Les clés pour réussir sa campagne de crowdfunding
# Capital

Les clés pour réussir sa campagne de crowdfunding

S'abonner

Le crowdfunding bat des records en France. De plus en plus de PME font appel au financement "par la foule" pour mener à bien leurs projets. Reste pour les entreprises à réussir à maîtriser les codes de ce mode de financement qui s’installe durablement dans l’Hexagone.

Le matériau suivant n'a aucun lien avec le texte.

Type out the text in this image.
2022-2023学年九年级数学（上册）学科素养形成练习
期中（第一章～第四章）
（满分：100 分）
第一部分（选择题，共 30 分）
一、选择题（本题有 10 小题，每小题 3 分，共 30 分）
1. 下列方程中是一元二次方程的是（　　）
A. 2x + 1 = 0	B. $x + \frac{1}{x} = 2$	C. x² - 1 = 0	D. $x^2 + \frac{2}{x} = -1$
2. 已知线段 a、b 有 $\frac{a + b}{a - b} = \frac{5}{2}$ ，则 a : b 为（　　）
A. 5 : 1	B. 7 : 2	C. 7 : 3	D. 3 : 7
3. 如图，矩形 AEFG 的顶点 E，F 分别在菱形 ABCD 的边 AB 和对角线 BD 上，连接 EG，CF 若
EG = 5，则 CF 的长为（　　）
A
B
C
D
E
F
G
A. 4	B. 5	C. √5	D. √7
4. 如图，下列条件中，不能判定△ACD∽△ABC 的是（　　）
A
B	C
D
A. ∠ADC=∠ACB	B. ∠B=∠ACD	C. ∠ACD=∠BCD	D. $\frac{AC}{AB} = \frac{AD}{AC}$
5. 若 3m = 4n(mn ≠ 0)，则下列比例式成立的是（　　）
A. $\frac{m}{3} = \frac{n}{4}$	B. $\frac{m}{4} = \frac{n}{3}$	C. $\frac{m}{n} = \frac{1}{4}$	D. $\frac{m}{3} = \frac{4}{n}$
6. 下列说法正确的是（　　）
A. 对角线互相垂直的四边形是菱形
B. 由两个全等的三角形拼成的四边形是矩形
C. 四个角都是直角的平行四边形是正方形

En 2022, les fonds collectés par le crowdfunding se sont montés à 2,3 milliards d’euros en France. Un chiffre en croissance de 25 % sur un an — Photo : monropic

Le premier a investi dans la compagnie maritime Towt parce qu’utiliser des voiliers pour transporter des marchandises "a du sens". Un deuxième souhaitait "participer à l’évolution de l’économie dans ce domaine et encourager ce type de démarche entrepreneuriale". Sur Lita.co, une plateforme parisienne de financement participatif, les témoignages de particuliers qui ont choisi d’investir dans l’entreprise Towt affichent leurs engagements. En seulement un mois et demi de collecte, cette entreprise qui assure le transport de marchandises par voiliers a levé 4,5 millions d’euros l’été dernier, sous forme d’obligations convertibles, auprès de 2 400 investisseurs.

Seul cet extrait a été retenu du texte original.